Sunday, January 8, 2012

Woman sues Delta 
Lost or delayed luggage inconveniences thousands of airline passengers every year, but a Key West woman is putting her foot down and her attorney wants others to join her.
In a federal lawsuit expected to grow into a class-action case, Susan Miller claims Delta Air Lines is deliberately misleading passengers by refusing to reimburse them for lost or delayed luggage, while pocketing hundreds of millions of dollars in baggage fees, according to the 21-page suit filed Dec. 2.
Delta has a contract obligation with passengers to reimburse them up to $3,300 for expenses, such as replacement clothes or medicine, if their bags are delayed. According to the lawsuit, Delta "ignores the contract and often tells passengers they are only entitled to $25 to $50 in daily expenses" and that Delta knows "the statements about $25 to $50 are false."
When Miller flew from Miami to Las Vegas on Nov. 15, 2010, Delta lost or delayed her baggage and she was left without warm clothes and medication, which required her to spend $315 for replacements, she claims.
When Miller raised the issue, she was "informed nothing could be done to assist her," according to the lawsuit. Miller's reported claim to the airline on Dec. 5, 2010, was "rejected and/or ignored."
"They did not as much as offer her a blanket to stay warm," the lawsuit states.
Miller's attorney, Coral Gables-based David Tucker, claims that Delta fails to clearly state its alleged $3,300 policy.

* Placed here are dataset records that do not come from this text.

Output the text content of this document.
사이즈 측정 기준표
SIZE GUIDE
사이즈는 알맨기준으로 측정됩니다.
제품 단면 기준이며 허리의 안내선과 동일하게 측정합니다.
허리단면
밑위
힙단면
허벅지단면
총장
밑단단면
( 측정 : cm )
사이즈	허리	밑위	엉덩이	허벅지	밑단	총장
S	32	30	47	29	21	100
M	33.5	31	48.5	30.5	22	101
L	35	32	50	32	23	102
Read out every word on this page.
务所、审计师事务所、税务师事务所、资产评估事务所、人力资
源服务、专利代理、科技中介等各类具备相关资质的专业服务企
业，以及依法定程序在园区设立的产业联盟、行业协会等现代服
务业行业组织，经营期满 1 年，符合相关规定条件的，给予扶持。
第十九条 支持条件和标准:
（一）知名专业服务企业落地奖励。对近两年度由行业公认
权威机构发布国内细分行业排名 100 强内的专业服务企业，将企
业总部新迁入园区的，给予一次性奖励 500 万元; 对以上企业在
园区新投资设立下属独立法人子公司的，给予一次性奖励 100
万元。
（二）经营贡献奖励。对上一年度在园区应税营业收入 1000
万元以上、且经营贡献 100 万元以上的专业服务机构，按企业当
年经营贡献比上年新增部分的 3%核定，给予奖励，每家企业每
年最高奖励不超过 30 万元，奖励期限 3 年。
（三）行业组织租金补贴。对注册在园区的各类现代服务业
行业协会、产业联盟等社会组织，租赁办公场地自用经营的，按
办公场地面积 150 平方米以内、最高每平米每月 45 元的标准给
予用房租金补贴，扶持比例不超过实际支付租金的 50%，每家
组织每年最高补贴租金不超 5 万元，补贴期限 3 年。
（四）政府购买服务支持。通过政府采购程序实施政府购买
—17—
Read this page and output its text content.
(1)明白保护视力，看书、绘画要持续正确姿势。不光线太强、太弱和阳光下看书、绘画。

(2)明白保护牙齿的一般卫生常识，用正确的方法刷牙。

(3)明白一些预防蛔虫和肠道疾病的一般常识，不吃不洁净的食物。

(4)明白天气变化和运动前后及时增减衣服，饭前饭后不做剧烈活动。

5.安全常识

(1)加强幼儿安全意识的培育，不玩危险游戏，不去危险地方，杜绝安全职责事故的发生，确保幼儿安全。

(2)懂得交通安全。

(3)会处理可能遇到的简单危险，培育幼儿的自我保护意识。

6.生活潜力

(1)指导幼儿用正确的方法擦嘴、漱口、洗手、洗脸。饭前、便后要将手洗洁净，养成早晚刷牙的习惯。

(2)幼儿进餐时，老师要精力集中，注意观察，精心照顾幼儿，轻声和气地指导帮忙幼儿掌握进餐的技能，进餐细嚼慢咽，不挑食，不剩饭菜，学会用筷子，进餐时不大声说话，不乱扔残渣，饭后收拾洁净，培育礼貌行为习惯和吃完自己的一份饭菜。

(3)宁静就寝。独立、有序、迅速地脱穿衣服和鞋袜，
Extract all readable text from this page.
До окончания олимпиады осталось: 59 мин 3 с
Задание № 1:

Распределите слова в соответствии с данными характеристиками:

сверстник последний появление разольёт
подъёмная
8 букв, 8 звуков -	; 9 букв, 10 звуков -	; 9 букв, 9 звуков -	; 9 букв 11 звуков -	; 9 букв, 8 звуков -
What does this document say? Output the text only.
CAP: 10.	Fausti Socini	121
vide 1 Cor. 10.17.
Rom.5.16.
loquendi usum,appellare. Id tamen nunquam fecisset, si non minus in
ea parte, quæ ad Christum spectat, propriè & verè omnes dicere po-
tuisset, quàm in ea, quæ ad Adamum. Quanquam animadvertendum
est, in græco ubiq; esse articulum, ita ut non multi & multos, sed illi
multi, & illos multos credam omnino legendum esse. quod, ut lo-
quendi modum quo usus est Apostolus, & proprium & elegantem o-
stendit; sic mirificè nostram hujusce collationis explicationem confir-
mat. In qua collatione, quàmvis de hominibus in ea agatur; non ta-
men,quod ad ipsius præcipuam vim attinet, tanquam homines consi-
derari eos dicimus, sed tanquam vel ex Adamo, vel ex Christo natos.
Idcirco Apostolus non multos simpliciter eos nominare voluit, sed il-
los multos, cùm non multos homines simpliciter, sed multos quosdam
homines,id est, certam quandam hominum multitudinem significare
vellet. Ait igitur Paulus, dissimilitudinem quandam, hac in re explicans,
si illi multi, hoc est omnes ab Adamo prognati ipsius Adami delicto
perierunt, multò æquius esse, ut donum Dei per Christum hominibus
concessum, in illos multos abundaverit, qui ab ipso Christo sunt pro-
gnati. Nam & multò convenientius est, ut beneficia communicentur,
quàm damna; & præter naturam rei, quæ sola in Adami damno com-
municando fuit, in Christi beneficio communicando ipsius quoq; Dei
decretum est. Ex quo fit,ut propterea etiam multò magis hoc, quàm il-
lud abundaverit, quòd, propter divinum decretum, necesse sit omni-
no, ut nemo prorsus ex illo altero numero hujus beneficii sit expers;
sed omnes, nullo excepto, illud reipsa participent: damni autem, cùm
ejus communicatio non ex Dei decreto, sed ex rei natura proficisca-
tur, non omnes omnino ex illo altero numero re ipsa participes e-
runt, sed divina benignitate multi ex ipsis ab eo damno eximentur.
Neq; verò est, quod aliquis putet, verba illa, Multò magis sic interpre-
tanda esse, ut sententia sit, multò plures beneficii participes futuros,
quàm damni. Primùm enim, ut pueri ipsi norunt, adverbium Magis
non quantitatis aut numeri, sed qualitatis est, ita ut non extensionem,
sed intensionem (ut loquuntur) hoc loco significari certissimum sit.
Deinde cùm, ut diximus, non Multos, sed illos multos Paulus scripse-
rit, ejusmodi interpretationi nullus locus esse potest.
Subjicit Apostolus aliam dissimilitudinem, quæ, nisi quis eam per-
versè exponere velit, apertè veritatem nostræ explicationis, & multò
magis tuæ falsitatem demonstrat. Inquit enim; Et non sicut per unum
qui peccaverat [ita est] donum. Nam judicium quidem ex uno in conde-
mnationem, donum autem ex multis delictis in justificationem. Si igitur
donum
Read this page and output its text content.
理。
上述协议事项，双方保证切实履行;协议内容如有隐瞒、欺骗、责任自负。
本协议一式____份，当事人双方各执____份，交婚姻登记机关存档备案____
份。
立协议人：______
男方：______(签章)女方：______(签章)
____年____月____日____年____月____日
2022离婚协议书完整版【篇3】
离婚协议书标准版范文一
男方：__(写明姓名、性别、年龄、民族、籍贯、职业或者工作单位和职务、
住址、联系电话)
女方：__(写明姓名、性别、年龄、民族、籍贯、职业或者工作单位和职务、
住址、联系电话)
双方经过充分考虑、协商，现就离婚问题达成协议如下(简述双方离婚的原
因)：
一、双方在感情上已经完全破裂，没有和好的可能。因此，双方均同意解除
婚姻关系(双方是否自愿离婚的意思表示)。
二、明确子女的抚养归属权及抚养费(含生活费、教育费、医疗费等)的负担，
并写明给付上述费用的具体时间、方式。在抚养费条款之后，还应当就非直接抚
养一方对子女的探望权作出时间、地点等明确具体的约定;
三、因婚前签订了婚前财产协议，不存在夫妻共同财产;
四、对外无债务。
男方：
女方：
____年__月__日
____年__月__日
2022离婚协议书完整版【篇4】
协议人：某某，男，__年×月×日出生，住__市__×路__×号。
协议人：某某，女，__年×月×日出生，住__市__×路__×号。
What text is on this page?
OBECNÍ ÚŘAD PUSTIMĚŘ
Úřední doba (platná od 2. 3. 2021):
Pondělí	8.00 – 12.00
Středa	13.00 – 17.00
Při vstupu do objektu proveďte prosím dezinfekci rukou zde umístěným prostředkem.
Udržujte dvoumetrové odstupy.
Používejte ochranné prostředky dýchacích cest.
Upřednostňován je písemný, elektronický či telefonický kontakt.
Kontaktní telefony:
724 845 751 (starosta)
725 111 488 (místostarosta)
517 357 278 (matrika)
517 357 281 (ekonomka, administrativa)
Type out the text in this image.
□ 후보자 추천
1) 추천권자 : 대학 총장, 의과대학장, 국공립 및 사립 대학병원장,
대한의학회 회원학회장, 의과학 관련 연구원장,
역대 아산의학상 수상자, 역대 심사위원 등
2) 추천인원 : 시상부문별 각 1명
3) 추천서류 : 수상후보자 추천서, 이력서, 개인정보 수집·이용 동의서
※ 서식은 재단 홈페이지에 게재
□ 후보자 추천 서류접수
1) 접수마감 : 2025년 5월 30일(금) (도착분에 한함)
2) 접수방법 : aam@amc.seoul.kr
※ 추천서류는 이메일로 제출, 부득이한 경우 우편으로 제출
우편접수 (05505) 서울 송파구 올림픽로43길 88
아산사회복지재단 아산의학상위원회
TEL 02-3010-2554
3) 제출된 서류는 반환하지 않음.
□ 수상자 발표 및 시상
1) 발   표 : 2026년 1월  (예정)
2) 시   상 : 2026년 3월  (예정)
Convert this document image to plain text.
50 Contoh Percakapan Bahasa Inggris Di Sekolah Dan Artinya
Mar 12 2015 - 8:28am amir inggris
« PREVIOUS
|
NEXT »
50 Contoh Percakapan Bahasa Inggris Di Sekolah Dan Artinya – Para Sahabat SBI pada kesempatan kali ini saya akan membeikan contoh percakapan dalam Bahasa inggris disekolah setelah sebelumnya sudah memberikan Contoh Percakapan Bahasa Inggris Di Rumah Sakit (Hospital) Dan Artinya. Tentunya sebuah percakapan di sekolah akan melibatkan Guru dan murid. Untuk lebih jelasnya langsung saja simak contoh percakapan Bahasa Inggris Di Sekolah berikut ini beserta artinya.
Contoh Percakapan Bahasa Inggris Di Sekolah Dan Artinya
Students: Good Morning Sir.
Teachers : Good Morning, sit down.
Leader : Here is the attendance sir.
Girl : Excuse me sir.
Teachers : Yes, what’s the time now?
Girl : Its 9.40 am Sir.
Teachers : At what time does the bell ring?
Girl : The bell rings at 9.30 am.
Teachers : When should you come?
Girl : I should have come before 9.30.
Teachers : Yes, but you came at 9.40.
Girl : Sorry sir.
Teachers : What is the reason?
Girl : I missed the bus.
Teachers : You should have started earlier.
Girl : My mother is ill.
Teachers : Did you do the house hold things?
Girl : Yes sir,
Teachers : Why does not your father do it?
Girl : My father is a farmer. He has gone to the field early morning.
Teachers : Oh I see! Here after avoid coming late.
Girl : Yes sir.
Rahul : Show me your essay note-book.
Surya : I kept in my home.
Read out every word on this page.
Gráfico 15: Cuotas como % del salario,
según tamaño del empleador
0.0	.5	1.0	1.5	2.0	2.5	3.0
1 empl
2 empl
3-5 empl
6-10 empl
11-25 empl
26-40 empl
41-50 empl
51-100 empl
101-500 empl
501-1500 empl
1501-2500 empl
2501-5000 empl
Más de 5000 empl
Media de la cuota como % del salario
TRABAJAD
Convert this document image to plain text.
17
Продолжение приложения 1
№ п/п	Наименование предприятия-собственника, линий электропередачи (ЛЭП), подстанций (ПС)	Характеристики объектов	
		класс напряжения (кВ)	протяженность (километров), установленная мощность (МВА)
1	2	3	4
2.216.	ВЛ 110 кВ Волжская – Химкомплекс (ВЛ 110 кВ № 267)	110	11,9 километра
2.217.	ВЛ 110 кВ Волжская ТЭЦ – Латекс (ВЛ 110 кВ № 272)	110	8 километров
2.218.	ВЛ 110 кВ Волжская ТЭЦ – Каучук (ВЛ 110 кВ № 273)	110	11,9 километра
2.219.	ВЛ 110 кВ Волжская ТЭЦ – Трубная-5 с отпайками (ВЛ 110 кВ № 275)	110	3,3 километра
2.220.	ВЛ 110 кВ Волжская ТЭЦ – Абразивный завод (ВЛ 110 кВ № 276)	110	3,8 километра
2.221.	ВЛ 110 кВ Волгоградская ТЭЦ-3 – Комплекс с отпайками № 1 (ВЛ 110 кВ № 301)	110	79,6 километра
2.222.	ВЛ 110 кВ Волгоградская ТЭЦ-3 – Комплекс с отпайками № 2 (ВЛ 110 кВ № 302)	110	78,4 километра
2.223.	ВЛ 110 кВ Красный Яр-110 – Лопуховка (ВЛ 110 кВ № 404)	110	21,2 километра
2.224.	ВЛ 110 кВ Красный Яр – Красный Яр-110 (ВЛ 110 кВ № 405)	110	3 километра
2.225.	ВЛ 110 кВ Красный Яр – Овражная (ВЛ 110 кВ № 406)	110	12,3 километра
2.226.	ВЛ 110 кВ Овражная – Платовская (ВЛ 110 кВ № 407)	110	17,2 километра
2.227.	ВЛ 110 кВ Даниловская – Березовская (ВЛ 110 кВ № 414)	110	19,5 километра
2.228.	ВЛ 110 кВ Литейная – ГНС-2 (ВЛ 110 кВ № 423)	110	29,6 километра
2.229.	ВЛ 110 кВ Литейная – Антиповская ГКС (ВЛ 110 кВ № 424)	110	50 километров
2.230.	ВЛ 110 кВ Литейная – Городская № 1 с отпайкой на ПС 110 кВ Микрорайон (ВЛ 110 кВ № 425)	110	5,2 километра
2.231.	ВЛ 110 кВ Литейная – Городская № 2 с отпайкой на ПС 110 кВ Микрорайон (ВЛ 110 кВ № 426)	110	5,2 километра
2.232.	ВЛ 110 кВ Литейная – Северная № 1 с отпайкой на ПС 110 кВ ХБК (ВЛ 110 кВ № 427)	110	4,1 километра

Signs in airports are written in legal jargon that most people don't understand and are posted in "out-of-the-way places" where passengers are unlikely to notice them, the lawsuit states.
Pictures included in the complaint show a sign with small print posted at a Delta gate near a trash can with the headline "Advice to passengers" in an area where luggage is passed from customer to airline employees.
The lawsuit alleges that in 2010, Delta collected more in baggage fees than any other airline in the nation and that such fees now account for 70 percent of its profits.
For instance, in the first three quarters of 2010, Delta collected $733 million in baggage fees, which is nearly 30 percent of the baggage fees collected by the entire airline industry, according to the lawsuit.
Delta received more than 270,000 reports of lost, delayed or misplaced luggage in the first 10 months of 2010, and possibly more because Delta reported more than 20 percent of its flights were late during that same period, the lawsuit states.
"It is bad enough for the airline to delay the bag of a passenger, but it is outrageous of Delta to make a policy of not telling passengers the truth regarding their rights under the contract all passengers fly under," the lawsuit states.
Delta spokeswoman Betsy Talton stated in an email to The Citizen that the airline does not comment on pending litigation.
Miller is suing Delta for breach of contract, unjust enrichment and violating state consumer protection laws.
Tucker said his office has already received feedback from other Delta customers, including a professional athlete from Asia whose equipment was lost or damaged during a Delta flight.
"We've received God knows how many calls and emails," Tucker said. "This touches everyone."
The lawsuit began when Tucker's friend, attorney and investigative journalist John Matte began researching airline baggage issues and published his findings on his website,, where he invites customers to write of their experiences.
The lawsuit has generated interest from the national media, but Miller has declined to comment, Tucker said.
The case will be heard in Key West before U.S. District Judge James Lawrence King. King granted a motion Friday to Delta giving the carrier until Jan. 27 to respond to the lawsuit, according to court records.
A trial date has not yet been scheduled.